Start by visualizing what you want. This is the step a lot of people tend to over look. Manifesting your goals require effort on your part. I talk about “How to visualize what you want” in another article. The main thing to remember is that to create what you want you have to see it, feel it, hear it, even taste it. What I’m trying to say is, you have to act as if it is already yours.

True story: I had a vision of owning a Mazda CX-7. At the time, I actually didn’t know what color I wanted. So I headed up to my local Mazda dealership and grabbed a catalogue. There, I saw a beautiful deep red CX-7. I quickly cut the picture out and placed it on my vision board.

The following few weeks I would envision myself driving around in my new truck, feeling the joy it brought me. Seeing everyone admiring my shinny, new red truck.

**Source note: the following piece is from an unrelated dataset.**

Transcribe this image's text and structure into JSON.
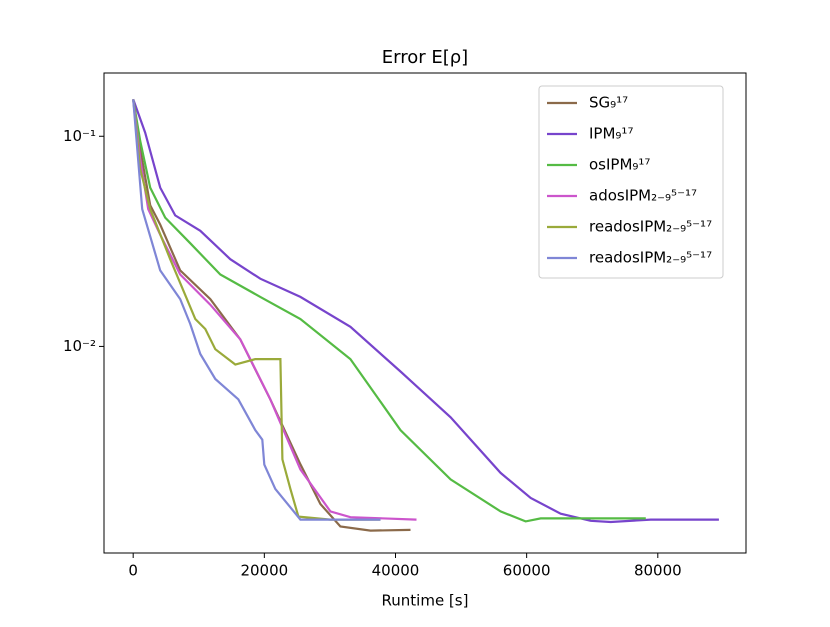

Two months later I happened to be driving by a Honda dealership where my friend was a sales rep., and in the used section of their lot sat that exact deep red Mazda CX-7. I knew in that moment that was my truck. I pulled into the lot and found out that someone had just traded it in that morning. I quickly took my new truck on a test drive. The next day I was happily driving it home.

Don’t give up. All of my goals for my vision board didn’t happen that quickly, but that didn’t stop me from continuing to visualize what I wanted every morning. Consistency is the key. I like to use the example of building a snowball. If you take a fist full of snow and roll it the snow, it will gradually get bigger and bigger. The end results, that small, fist size snowball is now ten times its size. Every roll of that snowball increased it’s size. The more you roll it, the bigger it gets and so on. The key here is consistency. You could have stopped at any point, but if you had, you would not have had the boulder size snowball.

With your goals, every day that you focus on them, meditate on them, visualize them, is just like rolling that snowball one more time. Small efforts every day create huge results.